03. Januar 2018, 19:00 Uhr
Eine Stunde am Tag am Handy muss bei Teenagern genügen, sagt Medienwissenschaftler Dr. Jörg Astheimer. Die Realität sieht meist anders aus. (Foto: dpa)

Der 44-jährige Medienwissenschaftler aus Groß-Karben weiß um die Aktualität. Passende Antworten zu finden, hat sich Dr. Jörg Astheimer zur Aufgabe gemacht. 70 bis 80 Workshops zur Stress- und Suchtprävention veranstaltet er pro Jahr. Durch seine Arbeit in 3. und 4. Klassen kommt er an viele Grundschulen, lernt unterschiedliche Kinder kennen – und macht doch immer wieder die gleichen Erfahrungen: Ablenkung vom Lernen, schlechte Schulleistung, Gewaltvideos, ungeeignete Spiele, Pranking, Mobbing.

Gerüchte und Bilder, die auf diesen Plattformen an die Wäscheleine gehängt werden, können andere fertigmachen

Dr. Jörg Astheimer
Jörg Astheimer
Jörg Astheimer

Gut die Hälfte aller Zehnjährigen habe bereits Erfahrungen mit Mobbing gemacht, sagt Astheimer. Es werden falsche Gerüchte verbreitet, Videos mit diskriminierenden Inhalt hochgeladen – die Möglichkeiten, andere schlecht zu machen, seien in den sozialen Netzwerken vielfältig. WhatsApp, Youtube, Snapchat oder Instagram – »Gerüchte und Bilder, die auf diesen Plattformen an die Wäscheleine gehängt werden, können andere fertigmachen«, führt Astheimer aus. Darüber spreche er mit den Kindern in den Workshops. »Das Schöne ist, dass die Kinder offen und ehrlich mit dem Thema umgehen. Viele erkennen das Smartphone sogar als Risikofaktor.« Er versuche, eine Verzahnung zwischen Workshop und Elternarbeit herzustellen. Konfliktsituationen und mögliche Lösungswege würden mit allen Beteiligten besprochen.
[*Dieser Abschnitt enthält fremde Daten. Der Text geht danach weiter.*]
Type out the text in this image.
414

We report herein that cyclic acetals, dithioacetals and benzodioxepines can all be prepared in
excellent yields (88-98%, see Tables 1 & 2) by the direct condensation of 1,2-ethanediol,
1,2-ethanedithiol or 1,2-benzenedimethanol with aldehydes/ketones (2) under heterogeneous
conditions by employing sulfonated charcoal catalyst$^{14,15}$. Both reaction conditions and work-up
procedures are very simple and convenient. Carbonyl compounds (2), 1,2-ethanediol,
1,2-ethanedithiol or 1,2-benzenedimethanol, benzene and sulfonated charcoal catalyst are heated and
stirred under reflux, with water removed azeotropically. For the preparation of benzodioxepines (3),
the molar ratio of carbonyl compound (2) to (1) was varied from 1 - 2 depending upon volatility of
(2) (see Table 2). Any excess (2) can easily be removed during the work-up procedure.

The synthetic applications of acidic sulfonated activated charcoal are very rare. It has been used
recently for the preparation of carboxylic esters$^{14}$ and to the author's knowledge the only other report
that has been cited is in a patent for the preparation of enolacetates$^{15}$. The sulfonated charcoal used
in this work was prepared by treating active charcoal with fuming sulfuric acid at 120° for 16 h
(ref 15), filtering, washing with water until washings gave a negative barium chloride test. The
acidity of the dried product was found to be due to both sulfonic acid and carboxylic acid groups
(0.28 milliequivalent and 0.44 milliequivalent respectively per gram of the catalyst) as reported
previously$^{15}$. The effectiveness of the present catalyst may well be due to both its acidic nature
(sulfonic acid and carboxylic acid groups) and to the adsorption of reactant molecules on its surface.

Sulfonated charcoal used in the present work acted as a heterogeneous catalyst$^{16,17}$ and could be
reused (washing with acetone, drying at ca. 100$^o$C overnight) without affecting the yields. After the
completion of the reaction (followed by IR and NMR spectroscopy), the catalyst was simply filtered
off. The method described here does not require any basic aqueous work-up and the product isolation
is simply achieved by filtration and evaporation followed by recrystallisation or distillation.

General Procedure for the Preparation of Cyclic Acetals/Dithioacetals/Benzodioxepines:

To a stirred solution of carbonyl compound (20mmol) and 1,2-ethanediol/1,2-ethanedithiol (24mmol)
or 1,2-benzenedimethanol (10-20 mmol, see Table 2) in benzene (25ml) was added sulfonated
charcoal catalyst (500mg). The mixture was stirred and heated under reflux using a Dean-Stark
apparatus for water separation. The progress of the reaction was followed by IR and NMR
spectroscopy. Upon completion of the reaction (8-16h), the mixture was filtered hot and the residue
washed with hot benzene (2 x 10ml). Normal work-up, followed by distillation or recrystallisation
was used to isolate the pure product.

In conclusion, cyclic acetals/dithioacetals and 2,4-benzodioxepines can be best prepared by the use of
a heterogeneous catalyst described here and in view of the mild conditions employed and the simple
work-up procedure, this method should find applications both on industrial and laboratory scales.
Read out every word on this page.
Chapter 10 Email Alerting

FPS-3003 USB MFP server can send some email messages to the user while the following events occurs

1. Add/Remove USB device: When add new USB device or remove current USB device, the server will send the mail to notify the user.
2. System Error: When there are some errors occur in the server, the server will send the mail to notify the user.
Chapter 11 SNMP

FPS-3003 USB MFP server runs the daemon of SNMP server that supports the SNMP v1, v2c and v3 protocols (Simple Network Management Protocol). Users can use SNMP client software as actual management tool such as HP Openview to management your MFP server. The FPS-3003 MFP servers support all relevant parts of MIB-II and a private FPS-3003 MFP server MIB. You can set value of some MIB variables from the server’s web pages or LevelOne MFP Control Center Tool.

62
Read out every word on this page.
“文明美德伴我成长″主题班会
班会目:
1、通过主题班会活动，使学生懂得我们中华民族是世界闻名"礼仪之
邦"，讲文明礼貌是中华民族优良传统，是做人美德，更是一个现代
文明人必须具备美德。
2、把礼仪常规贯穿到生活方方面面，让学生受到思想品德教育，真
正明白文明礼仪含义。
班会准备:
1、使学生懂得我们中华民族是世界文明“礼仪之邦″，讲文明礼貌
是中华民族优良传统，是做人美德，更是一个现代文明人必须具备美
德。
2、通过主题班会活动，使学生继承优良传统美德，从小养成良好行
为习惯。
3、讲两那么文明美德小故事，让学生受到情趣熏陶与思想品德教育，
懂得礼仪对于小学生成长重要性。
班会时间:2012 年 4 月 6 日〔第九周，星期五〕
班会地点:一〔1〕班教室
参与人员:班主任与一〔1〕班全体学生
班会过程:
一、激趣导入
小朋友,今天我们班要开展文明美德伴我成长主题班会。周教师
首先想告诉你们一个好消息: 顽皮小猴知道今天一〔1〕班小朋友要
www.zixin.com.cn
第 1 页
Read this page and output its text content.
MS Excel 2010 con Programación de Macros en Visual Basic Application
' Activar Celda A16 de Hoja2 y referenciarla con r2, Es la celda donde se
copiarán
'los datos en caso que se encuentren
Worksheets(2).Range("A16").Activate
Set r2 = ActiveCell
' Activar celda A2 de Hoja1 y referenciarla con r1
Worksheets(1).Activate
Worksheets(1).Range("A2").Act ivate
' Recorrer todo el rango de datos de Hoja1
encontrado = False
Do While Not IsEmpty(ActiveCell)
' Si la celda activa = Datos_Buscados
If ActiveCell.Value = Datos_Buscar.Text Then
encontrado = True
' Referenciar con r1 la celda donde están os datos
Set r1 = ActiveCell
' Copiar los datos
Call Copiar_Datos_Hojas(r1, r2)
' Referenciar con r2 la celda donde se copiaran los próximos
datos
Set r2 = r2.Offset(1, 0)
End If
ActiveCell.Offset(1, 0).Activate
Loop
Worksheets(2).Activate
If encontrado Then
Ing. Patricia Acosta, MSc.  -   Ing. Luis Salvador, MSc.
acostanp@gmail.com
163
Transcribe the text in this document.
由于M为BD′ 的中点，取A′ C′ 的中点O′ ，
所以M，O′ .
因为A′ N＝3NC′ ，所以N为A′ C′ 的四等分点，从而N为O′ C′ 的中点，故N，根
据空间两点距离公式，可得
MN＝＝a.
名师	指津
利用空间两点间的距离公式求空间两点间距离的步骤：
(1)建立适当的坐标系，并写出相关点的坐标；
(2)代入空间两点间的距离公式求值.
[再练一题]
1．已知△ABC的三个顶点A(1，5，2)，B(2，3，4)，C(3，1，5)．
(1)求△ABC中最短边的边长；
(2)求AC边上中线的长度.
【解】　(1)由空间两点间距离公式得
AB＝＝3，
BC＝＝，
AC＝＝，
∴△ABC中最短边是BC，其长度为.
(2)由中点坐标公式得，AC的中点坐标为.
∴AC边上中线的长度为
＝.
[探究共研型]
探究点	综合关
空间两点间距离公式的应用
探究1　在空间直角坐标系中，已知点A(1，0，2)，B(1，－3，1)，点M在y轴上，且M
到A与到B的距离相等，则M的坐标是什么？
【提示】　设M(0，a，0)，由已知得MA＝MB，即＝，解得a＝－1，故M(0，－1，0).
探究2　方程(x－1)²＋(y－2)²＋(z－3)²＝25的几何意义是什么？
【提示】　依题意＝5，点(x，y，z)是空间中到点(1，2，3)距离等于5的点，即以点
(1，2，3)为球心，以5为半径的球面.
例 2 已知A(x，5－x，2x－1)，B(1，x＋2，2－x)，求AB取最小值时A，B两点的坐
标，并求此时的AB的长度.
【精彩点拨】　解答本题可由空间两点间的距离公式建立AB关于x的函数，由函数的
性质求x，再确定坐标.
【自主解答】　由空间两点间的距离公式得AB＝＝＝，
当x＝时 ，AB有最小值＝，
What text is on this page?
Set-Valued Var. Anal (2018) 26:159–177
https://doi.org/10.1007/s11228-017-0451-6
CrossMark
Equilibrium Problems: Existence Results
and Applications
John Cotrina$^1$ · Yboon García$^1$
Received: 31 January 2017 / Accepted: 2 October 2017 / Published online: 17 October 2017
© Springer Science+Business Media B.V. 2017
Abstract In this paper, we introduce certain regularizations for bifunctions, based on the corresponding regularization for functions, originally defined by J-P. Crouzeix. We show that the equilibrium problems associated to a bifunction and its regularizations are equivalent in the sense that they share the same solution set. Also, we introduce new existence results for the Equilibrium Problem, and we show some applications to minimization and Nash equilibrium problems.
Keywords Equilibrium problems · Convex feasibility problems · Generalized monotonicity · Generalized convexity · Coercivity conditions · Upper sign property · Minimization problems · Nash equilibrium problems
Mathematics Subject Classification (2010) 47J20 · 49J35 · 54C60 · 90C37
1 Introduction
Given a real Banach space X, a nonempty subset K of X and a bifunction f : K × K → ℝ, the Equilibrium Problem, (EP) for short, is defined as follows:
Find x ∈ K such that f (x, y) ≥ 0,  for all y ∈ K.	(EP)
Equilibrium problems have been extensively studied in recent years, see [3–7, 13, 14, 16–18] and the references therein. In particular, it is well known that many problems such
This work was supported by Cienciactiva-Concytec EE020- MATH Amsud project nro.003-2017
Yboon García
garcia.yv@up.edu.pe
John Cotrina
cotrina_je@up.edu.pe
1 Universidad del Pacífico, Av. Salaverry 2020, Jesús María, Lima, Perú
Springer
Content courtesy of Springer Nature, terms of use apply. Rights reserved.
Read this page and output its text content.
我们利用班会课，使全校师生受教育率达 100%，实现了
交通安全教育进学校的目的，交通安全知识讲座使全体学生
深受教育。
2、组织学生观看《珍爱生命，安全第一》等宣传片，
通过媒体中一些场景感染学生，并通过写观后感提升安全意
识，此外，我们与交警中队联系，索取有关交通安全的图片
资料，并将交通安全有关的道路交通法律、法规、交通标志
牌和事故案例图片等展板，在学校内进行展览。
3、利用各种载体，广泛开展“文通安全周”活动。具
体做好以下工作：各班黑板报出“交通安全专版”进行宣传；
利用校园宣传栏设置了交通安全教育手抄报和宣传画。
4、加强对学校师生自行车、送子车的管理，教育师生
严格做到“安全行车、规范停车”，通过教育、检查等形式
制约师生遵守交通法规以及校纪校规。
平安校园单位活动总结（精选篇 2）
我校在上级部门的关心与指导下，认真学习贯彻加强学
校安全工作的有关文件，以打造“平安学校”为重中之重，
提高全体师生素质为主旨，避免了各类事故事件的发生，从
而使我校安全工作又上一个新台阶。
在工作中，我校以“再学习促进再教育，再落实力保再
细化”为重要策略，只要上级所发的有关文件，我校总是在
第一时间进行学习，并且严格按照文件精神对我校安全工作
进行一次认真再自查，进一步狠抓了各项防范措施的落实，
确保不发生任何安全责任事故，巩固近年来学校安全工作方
Eltern müssen Vorbilder sein

»Internetsicherheit liegt natürlich in der Verantwortung der Eltern, muss aber auch von den Schulen aufgegriffen werden. Dort ist sie noch nicht genügend verankert«. Astheimers Worte beschreiben eine Situation, die nur von den Erwachsenen eingedämmt werden kann. Eltern können auch bei diesem Thema als Vorbild vorangehen. »Sie sollten sich selbst einschränken und ihren Kindern damit signalisieren, dass ein Handy nicht das Wichtigste auf der Welt ist«, rät er. »Im Alter von 11 bis 18 Jahren beträgt die tägliche Handyzeit immerhin 3,5 Stunden. Das ist zu lang. Eine Stunde reicht aus.« Er nennt zwei Apps, mit denen ein Zeitfenster erstellt werden könne: »Quality Time« messe die im Internet verbrachte Zeit, »Kids Place« füge eine einstellbare Schlossfunktion hinzu.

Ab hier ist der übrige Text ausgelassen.